Sally Cohen of Walnut Creek's Congregation B'nai Tikvah was in the throes of planning her son Jack's bar mitzvah when she went to last year's fair. Some of the individuals and companies she had hired for her older son's bar mitzvah five years before had gone out of business.

"I was looking for theme and decoration ideas," Cohen recalls. "I took my son with me. He had the ability to participate in the [choosing] process, which wouldn't have happened if on my days off or weekends I had met with these people. It was nice that he was able to preview more than one and help make the decisions."

Michael and Martha Mintz were simcha neophytes in the midst of planning their older son Dan's bar mitzvah when they attended last year's fair.

"It was the biggest thing we ever had to do," says Michael Mintz, also a member of B'nai Tikvah.

"We thought it was a wonderful fair — everything at our fingertips," Mintz recalls. "We found Donna Weinberg of Good and Plenty Catering. We hired her to cater our son's bar mitzvah and an office party."

In addition to taking care of business, those who came to the fair ate well, were entertained and got a shot at winning one of several drawings.

Mintz particularly liked an Israeli singer who performed during the afternoon.

Cohen left the fair with ideas for all sorts of party entertainment, from jugglers to tarot card readers and magicians to an 80-year-old woman who reads palms.

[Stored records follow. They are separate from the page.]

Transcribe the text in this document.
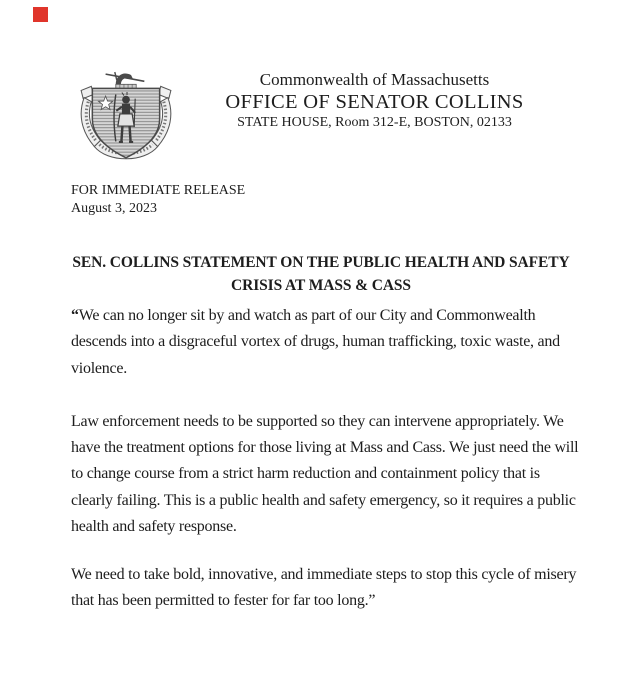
Commonwealth of Massachusetts
OFFICE OF SENATOR COLLINS
STATE HOUSE, Room 312-E, BOSTON, 02133
FOR IMMEDIATE RELEASE
August 3, 2023
SEN. COLLINS STATEMENT ON THE PUBLIC HEALTH AND SAFETY
CRISIS AT MASS & CASS
“We can no longer sit by and watch as part of our City and Commonwealth
descends into a disgraceful vortex of drugs, human trafficking, toxic waste, and
violence.
Law enforcement needs to be supported so they can intervene appropriately. We
have the treatment options for those living at Mass and Cass. We just need the will
to change course from a strict harm reduction and containment policy that is
clearly failing. This is a public health and safety emergency, so it requires a public
health and safety response.
We need to take bold, innovative, and immediate steps to stop this cycle of misery
that has been permitted to fester for far too long.”
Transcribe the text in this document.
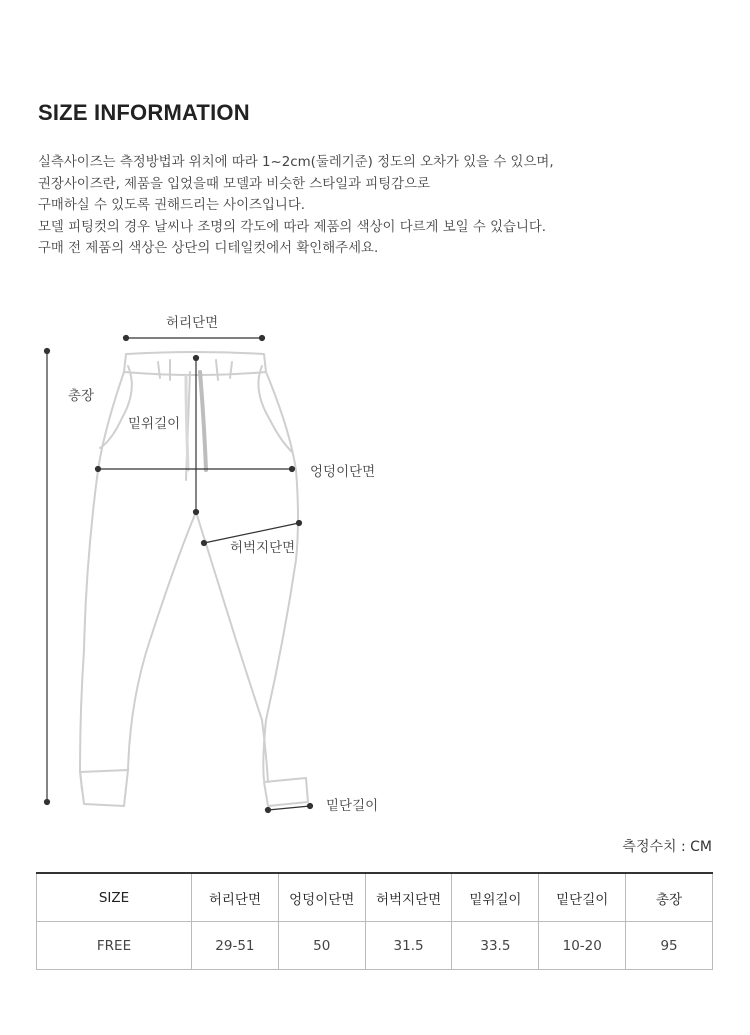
SIZE INFORMATION
실측사이즈는 측정방법과 위치에 따라 1~2cm(둘레기준) 정도의 오차가 있을 수 있으며,
권장사이즈란, 제품을 입었을때 모델과 비슷한 스타일과 피팅감으로
구매하실 수 있도록 권해드리는 사이즈입니다.
모델 피팅컷의 경우 날씨나 조명의 각도에 따라 제품의 색상이 다르게 보일 수 있습니다.
구매 전 제품의 색상은 상단의 디테일컷에서 확인해주세요.
허리단면
총장
밑위길이
엉덩이단면
허벅지단면
밑단길이
측정수치 : CM
SIZE	허리단면	엉덩이단면	허벅지단면	밑위길이	밑단길이	총장
FREE	29-51	50	31.5	33.5	10-20	95
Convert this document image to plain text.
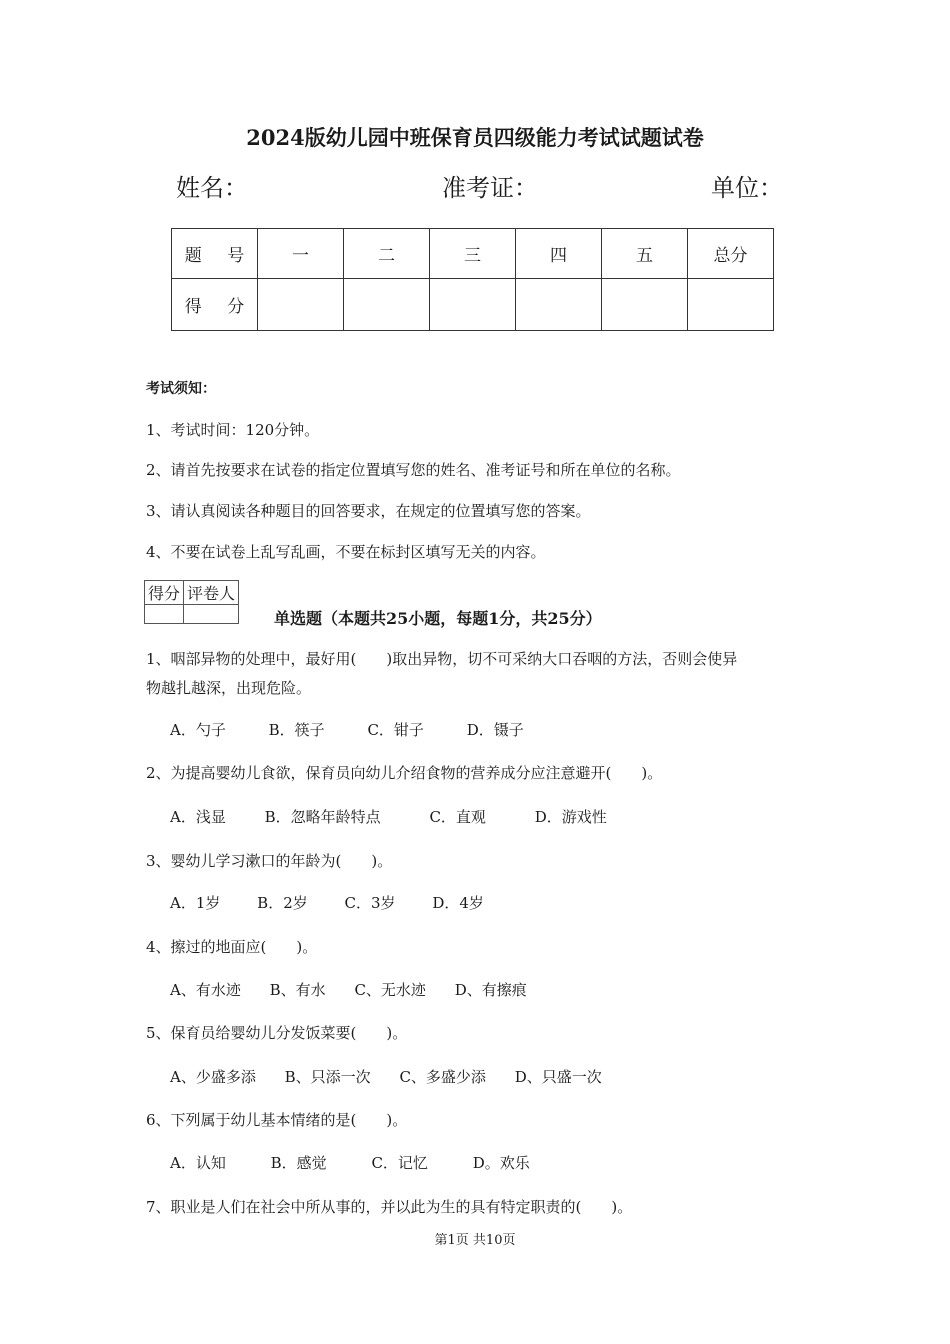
2024版幼儿园中班保育员四级能力考试试题试卷
姓名：	准考证：	单位：
题 号	一	二	三	四	五	总分
得 分						
考试须知：
1、考试时间：120分钟。
2、请首先按要求在试卷的指定位置填写您的姓名、准考证号和所在单位的名称。
3、请认真阅读各种题目的回答要求，在规定的位置填写您的答案。
4、不要在试卷上乱写乱画，不要在标封区填写无关的内容。
得分	评卷人

单选题（本题共25小题，每题1分，共25分）
1、咽部异物的处理中，最好用(　　)取出异物，切不可采纳大口吞咽的方法，否则会使异
物越扎越深，出现危险。
A．勺子	B．筷子	C．钳子	D．镊子
2、为提高婴幼儿食欲，保育员向幼儿介绍食物的营养成分应注意避开(　　)。
A．浅显	B．忽略年龄特点	C．直观	D．游戏性
3、婴幼儿学习漱口的年龄为(　　)。
A．1岁 B．2岁 C．3岁 D．4岁
4、擦过的地面应(　　)。
A、有水迹 B、有水 C、无水迹 D、有擦痕
5、保育员给婴幼儿分发饭菜要(　　)。
A、少盛多添 B、只添一次 C、多盛少添 D、只盛一次
6、下列属于幼儿基本情绪的是(　　)。
A．认知	B．感觉	C．记忆	D。欢乐
7、职业是人们在社会中所从事的，并以此为生的具有特定职责的(　　)。
第1页 共10页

The event bore an only-in-California signature touch.

"We provided an anti-stress booth," says Herman, a veteran of her two daughters' b'not mitzvah. The booth offered the services of a psychotherapist as well as a chiropractor who also prescribed exercises. A "b'nai mitzvah maven" and a wedding expert were also at the fair to answer questions.

The most important simcha ingredient of all was on hand as well: Temple Sinai's Rabbi Steven Chester answered visitors' questions about simchas.

"It's one of the few events in the community that is targeted on simchas and something happy," says Chester. "That's what struck me the most. It was set up for people to enjoy and gave an aura of celebration, happiness and simcha. You could really feel that."